She needs a portal to live: Montgomery child's rare condition to be treated in Chicago

Anne Marie Calligas has Abernethy malformation type 1b, leaving her with contaminated blood; Family is facing a long stay in Illinois for surgeries

Shannon Heupel
Montgomery Advertiser

Since her birth, hospital life has been second nature for tiny but tough Anne Marie Calligas. In her five-and-a-half years, this Montgomery girl has been poked, prodded and tested so much that she thinks of needles as playthings. 

“She’ll walk around with the toy thing that’s supposed be giving somebody a shot,” said her mom, Catherine Calligas. “She’ll go up to her sister (Isabel) and start saying, ‘Needle! Needle! Needle!’”

The youngest of the two girls by about a year, Anne Marie is very funny, exuberant, and isn’t shy at all. Her mother describes her as a “pistol,” and said she’s the alpha of the sisters. 

Anne Marie is also a true rarity on a global scale. 

Anne Marie Calligas has a extremely rare condition called Abernethy malformation type 1b, and doesn't have a portal vein from her liver.

In June, she was diagnosed as one of only a few dozen people worldwide since 1793 to have Abernethy malformation type 1b. She was born without a portal vein in her liver. Anne Marie’s condition means that unfiltered blood is bypassing her liver and going directly into her heart, which is creating dangerously high ammonia levels in her system, among other things. 

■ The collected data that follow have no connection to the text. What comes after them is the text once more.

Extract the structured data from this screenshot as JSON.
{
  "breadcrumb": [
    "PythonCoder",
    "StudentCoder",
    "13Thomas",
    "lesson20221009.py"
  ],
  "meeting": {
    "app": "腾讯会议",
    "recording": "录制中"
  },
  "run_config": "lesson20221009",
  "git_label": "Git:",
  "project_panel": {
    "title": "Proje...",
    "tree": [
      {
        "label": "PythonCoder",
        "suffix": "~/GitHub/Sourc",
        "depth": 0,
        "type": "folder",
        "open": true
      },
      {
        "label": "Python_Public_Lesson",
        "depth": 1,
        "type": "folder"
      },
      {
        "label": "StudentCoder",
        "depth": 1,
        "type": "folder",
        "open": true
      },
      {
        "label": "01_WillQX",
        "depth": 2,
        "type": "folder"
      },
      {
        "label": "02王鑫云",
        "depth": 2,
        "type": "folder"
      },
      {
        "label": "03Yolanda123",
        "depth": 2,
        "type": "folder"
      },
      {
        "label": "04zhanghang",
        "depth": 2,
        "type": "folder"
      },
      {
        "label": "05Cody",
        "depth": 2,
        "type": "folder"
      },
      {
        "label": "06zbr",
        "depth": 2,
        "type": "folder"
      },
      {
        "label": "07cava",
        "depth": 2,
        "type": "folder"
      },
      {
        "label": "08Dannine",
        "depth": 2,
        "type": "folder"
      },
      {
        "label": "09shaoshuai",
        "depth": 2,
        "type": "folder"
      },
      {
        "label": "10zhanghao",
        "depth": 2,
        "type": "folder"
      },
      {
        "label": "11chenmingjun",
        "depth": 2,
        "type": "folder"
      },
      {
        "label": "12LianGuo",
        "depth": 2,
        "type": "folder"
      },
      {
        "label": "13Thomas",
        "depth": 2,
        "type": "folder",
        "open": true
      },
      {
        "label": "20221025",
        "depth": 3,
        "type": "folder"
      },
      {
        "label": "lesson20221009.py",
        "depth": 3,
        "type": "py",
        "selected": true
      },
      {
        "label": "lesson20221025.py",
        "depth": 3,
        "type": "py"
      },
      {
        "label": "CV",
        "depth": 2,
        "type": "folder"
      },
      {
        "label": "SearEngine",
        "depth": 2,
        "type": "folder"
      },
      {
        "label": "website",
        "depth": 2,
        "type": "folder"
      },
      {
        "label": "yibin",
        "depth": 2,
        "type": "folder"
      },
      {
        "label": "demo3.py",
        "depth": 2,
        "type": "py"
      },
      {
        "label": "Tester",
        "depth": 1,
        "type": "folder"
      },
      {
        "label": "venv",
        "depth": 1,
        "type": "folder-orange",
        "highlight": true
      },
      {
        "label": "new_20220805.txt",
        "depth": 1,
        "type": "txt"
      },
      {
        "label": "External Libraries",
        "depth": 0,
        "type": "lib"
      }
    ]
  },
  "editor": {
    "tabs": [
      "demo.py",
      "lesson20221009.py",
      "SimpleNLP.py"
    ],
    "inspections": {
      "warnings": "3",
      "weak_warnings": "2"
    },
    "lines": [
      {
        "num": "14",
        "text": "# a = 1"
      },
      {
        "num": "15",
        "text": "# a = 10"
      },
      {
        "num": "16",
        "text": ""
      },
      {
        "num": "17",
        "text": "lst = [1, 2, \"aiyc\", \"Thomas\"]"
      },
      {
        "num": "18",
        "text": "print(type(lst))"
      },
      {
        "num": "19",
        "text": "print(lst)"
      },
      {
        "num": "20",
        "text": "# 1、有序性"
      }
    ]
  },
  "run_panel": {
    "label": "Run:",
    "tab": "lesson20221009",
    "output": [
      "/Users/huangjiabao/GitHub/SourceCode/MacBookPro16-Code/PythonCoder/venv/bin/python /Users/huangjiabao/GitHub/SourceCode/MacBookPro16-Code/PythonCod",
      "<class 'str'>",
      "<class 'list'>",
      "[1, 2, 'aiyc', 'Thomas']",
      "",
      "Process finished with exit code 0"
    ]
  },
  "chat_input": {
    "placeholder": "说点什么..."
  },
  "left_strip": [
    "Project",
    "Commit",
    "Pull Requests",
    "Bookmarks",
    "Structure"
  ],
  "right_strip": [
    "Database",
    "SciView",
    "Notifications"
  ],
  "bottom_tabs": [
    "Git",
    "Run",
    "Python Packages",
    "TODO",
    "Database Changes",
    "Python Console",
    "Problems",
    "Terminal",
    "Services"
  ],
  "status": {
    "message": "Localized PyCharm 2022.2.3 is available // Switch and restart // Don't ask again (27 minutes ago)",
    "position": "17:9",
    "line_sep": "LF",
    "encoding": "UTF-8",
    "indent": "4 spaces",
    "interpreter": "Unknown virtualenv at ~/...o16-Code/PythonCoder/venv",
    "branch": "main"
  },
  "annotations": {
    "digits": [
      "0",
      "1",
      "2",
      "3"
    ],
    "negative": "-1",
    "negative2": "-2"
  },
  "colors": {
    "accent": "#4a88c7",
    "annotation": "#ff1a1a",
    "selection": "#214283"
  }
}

As ill as Anne Marie is — and she is facing the possibility of liver failure — Calligas said the girl is the one doing the best in their family right now. It’s a stressful situation as Calligas and her husband, Louis, plan a trip and long-term stay in Chicago this month that could save and potentially vastly improve their girl’s life. 

The path to Ann & Robert H. Lurie Children’s Hospital is complicated. They’ve looked at getting help from a nonprofit group to fly there, but the family may take a commercial flight. The date to leave is still a little up in the air. 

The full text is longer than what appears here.